Las Vegas Sun

April 19, 2024

Shareholders sue over probes facing Las Vegas Sands

Las Vegas Sands Corp. directors were hit with another shareholder lawsuit Friday, this one over allegations they exposed the company to costly investigations of its compliance with an anti-bribery law.

A shareholder "derivative" lawsuit was filed in federal court in Las Vegas against Chairman Sheldon Adelson, Chief Operating Officer Michael Leven and their fellow directors. In a derivative complaint, the shareholders try to force the company to sue its own directors to recover alleged damages from them for the benefit of the company.

A request for comment was placed with Las Vegas Sands.

The lawsuit involves allegations raised in a lawsuit by Sands' fired Macau executive Steven Jacobs, who claims he was fired after refusing to go along with demands that he engage in improper activity.

Sands insists Jacobs was let go for working on unauthorized deals and violations of company policy.

Jacobs' allegations also appear to be responsible for investigations in the United States by the Securities and Exchange Commission and the Justice Department of Las Vegas Sands' compliance with the Foreign Corrupt Practices Act (FCPA), an anti-bribery statute.

This week, Sands' subsidiary Sands China Ltd. revealed it's being investigated by the Hong Kong Securities and Futures Commission. The nature of that inquiry hasn't been revealed.

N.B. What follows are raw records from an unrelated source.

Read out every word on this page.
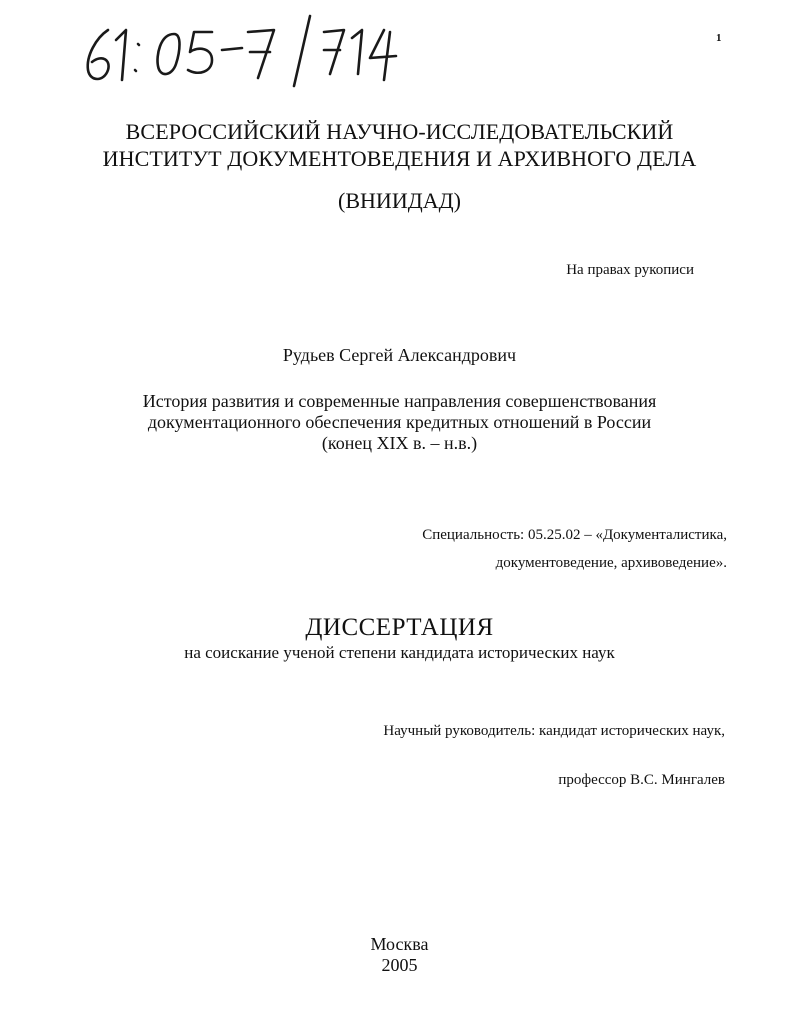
1
ВСЕРОССИЙСКИЙ НАУЧНО-ИССЛЕДОВАТЕЛЬСКИЙ
ИНСТИТУТ ДОКУМЕНТОВЕДЕНИЯ И АРХИВНОГО ДЕЛА
(ВНИИДАД)
На правах рукописи
Рудьев Сергей Александрович
История развития и современные направления совершенствования
документационного обеспечения кредитных отношений в России
(конец XIX в. – н.в.)
Специальность: 05.25.02 – «Документалистика,
документоведение, архивоведение».
ДИССЕРТАЦИЯ
на соискание ученой степени кандидата исторических наук
Научный руководитель: кандидат исторических наук,
профессор В.С. Мингалев
Москва
2005
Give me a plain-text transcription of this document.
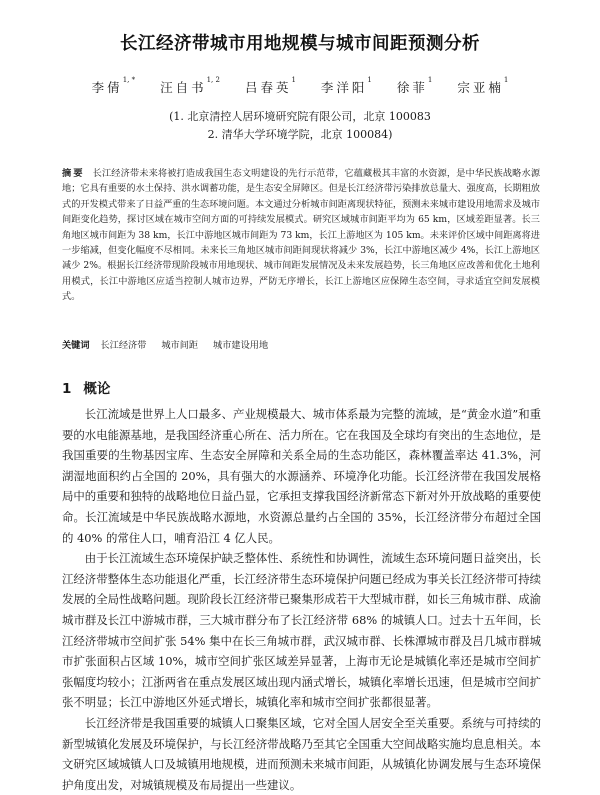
长江经济带城市用地规模与城市间距预测分析
李倩$^{1, *}$ 汪自书$^{1, 2}$ 吕春英$^1$ 李洋阳$^1$ 徐菲$^1$ 宗亚楠$^1$
(1. 北京清控人居环境研究院有限公司，北京 100083
2. 清华大学环境学院，北京 100084)
摘要 长江经济带未来将被打造成我国生态文明建设的先行示范带，它蕴藏极其丰富的水资源，是中华民族战略水源地；它具有重要的水土保持、洪水调蓄功能，是生态安全屏障区。但是长江经济带污染排放总量大、强度高，长期粗放式的开发模式带来了日益严重的生态环境问题。本文通过分析城市间距离现状特征，预测未来城市建设用地需求及城市间距变化趋势，探讨区域在城市空间方面的可持续发展模式。研究区域城市间距平均为 65 km，区域差距显著。长三角地区城市间距为 38 km，长江中游地区城市间距为 73 km，长江上游地区为 105 km。未来评价区域中间距离将进一步缩减，但变化幅度不尽相同。未来长三角地区城市间距间现状将减少 3%，长江中游地区减少 4%，长江上游地区减少 2%。根据长江经济带现阶段城市用地现状、城市间距发展情况及未来发展趋势，长三角地区应改善和优化土地利用模式，长江中游地区应适当控制人城市边界，严防无序增长，长江上游地区应保障生态空间，寻求适宜空间发展模式。
关键词 长江经济带 城市间距 城市建设用地
1 概论

长江流域是世界上人口最多、产业规模最大、城市体系最为完整的流域，是“黄金水道”和重要的水电能源基地，是我国经济重心所在、活力所在。它在我国及全球均有突出的生态地位，是我国重要的生物基因宝库、生态安全屏障和关系全局的生态功能区，森林覆盖率达 41.3%，河湖湿地面积约占全国的 20%，具有强大的水源涵养、环境净化功能。长江经济带在我国发展格局中的重要和独特的战略地位日益凸显，它承担支撑我国经济新常态下新对外开放战略的重要使命。长江流域是中华民族战略水源地，水资源总量约占全国的 35%，长江经济带分布超过全国的 40% 的常住人口，哺育沿江 4 亿人民。

由于长江流域生态环境保护缺乏整体性、系统性和协调性，流域生态环境问题日益突出，长江经济带整体生态功能退化严重，长江经济带生态环境保护问题已经成为事关长江经济带可持续发展的全局性战略问题。现阶段长江经济带已聚集形成若干大型城市群，如长三角城市群、成渝城市群及长江中游城市群，三大城市群分布了长江经济带 68% 的城镇人口。过去十五年间，长江经济带城市空间扩张 54% 集中在长三角城市群，武汉城市群、长株潭城市群及吕几城市群城市扩张面积占区域 10%，城市空间扩张区域差异显著，上海市无论是城镇化率还是城市空间扩张幅度均较小；江浙两省在重点发展区域出现内涵式增长，城镇化率增长迅速，但是城市空间扩张不明显；长江中游地区外延式增长，城镇化率和城市空间扩张都很显著。

长江经济带是我国重要的城镇人口聚集区域，它对全国人居安全至关重要。系统与可持续的新型城镇化发展及环境保护，与长江经济带战略乃至其它全国重大空间战略实施均息息相关。本文研究区域城镇人口及城镇用地规模，进而预测未来城市间距，从城镇化协调发展与生态环境保护角度出发，对城镇规模及布局提出一些建议。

Friday's lawsuit asserted allegations against the directors of breach of fiduciary duty, abuse of control, waste of corporate assets and conspiracy. It was filed by Las Vegas attorney Joshua Reisman in behalf of four shareholders.

The suit targets "defendants' authorizations for Sands to conduct its business and operations in foreign countries, some of which are generally perceived as having less-developed legal and regulatory frameworks and/or cultures in which requests for improper payments are not discouraged, without installing and maintaining the internal controls and accounting systems necessary for Sands' compliance with the requirements of the FCPA."

"As a result, Sands has been exposed to and has become the subject of costly investigations," the shareholders complained. "Sands has been severely damaged by defendants' misconduct."

The lawsuit notes Sands' disclosure of the U.S. investigations caused its stock price to drop 6.3 percent in one day and that the company now faces unknown costs in dealing with the probes.

Friday's lawsuit is in addition to two 2010 shareholder lawsuits pending against the company in federal court in Las Vegas.

Those suits claim damages over a decline in the price of Las Vegas Sands stock from $144 in 2007 to less than $2 per share in early 2009 as the company worked through liquidity and expansion issues.

The stock has since rebounded somewhat, closing Friday at $43.65, as the company has improved its balance sheet and is reporting strong revenue from its casinos in Asia.